HONORING ONE OF MAINE’S NATIVE SONS
Geri Vistein and Anne Zill have co-curated “Coyote Connections,” a group show featuring over 30 artists from Maine. Through paintings, sculptures, prints, drawings, photographs and sculptures, the subject of the coyote is invoked and presented in an exciting visual array, from the realistic to the spiritual, the figurative to the imaginative, the reverent to the evocative, the coyote and its relationship to the landscape and the people of Maine takes shape. It is a densely hung show, with something for everyone to experience.
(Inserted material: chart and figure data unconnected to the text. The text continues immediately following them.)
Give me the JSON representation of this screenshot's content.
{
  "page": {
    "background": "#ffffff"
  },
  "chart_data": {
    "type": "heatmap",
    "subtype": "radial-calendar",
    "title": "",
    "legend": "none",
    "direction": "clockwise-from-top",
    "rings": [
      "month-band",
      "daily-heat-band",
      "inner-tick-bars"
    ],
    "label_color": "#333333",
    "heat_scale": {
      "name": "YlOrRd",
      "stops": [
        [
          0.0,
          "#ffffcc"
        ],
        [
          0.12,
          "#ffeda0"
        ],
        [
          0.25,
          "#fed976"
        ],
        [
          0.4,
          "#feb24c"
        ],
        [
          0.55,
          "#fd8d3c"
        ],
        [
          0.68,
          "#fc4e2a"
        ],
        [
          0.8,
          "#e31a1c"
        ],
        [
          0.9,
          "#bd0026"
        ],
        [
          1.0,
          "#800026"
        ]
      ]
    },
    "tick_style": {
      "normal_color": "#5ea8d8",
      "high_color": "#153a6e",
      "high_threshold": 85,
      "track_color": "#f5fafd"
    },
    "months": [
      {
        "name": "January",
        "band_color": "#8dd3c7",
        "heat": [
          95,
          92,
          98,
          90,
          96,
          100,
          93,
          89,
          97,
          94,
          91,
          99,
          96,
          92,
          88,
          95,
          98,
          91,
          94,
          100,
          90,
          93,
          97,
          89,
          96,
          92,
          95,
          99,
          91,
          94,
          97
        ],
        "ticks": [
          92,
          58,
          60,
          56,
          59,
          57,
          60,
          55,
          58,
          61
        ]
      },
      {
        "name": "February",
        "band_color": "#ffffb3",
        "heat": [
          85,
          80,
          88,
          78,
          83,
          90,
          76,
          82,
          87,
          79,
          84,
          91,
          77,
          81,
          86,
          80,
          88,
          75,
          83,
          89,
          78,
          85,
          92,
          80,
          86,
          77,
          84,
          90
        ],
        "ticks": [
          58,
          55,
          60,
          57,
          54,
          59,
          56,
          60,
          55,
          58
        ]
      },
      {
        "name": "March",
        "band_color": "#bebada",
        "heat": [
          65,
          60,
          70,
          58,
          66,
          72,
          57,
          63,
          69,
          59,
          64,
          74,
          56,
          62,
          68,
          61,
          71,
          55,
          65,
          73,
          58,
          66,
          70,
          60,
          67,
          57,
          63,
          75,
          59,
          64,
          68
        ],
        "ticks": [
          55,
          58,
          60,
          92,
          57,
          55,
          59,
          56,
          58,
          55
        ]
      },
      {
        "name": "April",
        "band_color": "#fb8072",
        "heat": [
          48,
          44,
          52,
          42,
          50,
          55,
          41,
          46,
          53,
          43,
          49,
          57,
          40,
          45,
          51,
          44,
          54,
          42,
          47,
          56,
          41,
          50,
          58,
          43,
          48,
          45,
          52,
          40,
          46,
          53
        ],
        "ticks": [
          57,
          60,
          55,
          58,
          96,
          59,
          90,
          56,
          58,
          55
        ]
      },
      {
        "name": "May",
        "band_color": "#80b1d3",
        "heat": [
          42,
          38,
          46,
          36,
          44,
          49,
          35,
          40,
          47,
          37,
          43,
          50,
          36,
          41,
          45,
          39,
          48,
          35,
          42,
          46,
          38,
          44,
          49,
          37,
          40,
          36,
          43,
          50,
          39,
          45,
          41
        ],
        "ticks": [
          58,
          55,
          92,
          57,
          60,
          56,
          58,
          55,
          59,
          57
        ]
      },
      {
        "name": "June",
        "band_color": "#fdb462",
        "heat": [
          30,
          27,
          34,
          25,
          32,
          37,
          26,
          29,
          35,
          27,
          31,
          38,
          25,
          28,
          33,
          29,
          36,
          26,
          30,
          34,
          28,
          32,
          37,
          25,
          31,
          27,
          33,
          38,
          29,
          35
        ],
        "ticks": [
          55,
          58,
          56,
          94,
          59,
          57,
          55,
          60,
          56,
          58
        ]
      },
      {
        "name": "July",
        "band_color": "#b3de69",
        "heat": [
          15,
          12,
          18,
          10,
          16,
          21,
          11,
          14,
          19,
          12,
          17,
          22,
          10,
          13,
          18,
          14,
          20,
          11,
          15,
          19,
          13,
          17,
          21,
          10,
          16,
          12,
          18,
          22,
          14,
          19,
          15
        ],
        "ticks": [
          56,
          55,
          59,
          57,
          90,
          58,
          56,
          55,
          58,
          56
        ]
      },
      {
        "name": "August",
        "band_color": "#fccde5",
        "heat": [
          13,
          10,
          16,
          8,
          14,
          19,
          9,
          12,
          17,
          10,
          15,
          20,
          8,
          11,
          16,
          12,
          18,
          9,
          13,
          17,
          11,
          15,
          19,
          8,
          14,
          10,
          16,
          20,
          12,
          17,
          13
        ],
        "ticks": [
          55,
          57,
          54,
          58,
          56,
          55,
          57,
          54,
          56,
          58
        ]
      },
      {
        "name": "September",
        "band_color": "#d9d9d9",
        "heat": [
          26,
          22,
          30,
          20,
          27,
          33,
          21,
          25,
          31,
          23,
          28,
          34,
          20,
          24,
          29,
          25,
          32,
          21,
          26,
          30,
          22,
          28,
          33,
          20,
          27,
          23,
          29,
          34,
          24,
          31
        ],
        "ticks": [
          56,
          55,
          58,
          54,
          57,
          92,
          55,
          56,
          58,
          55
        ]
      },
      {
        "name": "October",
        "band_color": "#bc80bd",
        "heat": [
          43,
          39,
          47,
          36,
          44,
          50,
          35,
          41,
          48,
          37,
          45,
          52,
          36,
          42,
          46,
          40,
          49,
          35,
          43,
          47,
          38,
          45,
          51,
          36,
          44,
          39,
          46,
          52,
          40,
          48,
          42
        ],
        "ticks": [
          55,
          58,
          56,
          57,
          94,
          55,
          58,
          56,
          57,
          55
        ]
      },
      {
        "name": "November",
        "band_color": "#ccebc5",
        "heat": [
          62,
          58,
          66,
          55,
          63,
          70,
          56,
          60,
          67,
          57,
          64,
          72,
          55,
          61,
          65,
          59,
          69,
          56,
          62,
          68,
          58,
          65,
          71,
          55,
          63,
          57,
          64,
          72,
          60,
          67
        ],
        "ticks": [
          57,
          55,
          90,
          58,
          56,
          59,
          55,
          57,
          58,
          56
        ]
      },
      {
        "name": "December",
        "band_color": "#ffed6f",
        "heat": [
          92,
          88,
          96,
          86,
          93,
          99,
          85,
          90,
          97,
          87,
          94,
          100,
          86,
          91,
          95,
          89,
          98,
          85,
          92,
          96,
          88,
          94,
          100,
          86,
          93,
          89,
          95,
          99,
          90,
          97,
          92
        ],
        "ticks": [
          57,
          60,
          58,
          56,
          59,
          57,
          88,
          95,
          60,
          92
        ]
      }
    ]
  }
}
Vistein and Zill joined forces to mount this show, and chose the coyote, as opposed to the crocodile, polar bear or tarantula, because the coyote lives in Maine. Many artists in Maine have had experiences with the animal that informed their process of creating new work for this show. Furthermore, the subject of the coyote is a bridge between the art audiences who frequent the UNE art gallery and state residents who have also encountered the animal. The curators’ shared vision was to focus on this local carnivore, and to investigate the coyote through the lens of art. Their fervent hope is to bring awareness to the need for co-existence with this creature in the Maine ecosystem, and to demonstrate the power of art in bridging art and science in their community.
Vistein is a conservation biologist whose website, “Coyote Lives in Maine,” was created “to educate our people and our leaders about coyote, and to create a place for dialogue so we can learn from each other.” Her life’s work has been devoted to science and the study of carnivores across the United States. Zill, director of the University of New England Art Gallery, has curated shows nationally and internationally for over 20 years. Their collaboration brings art and science together in a new and exciting way. For example, they asked each artist to write a reflection on their artwork in the show instead of the standard artist statement. These short pieces of prose are powerful bridges between the art, the viewer and the artist.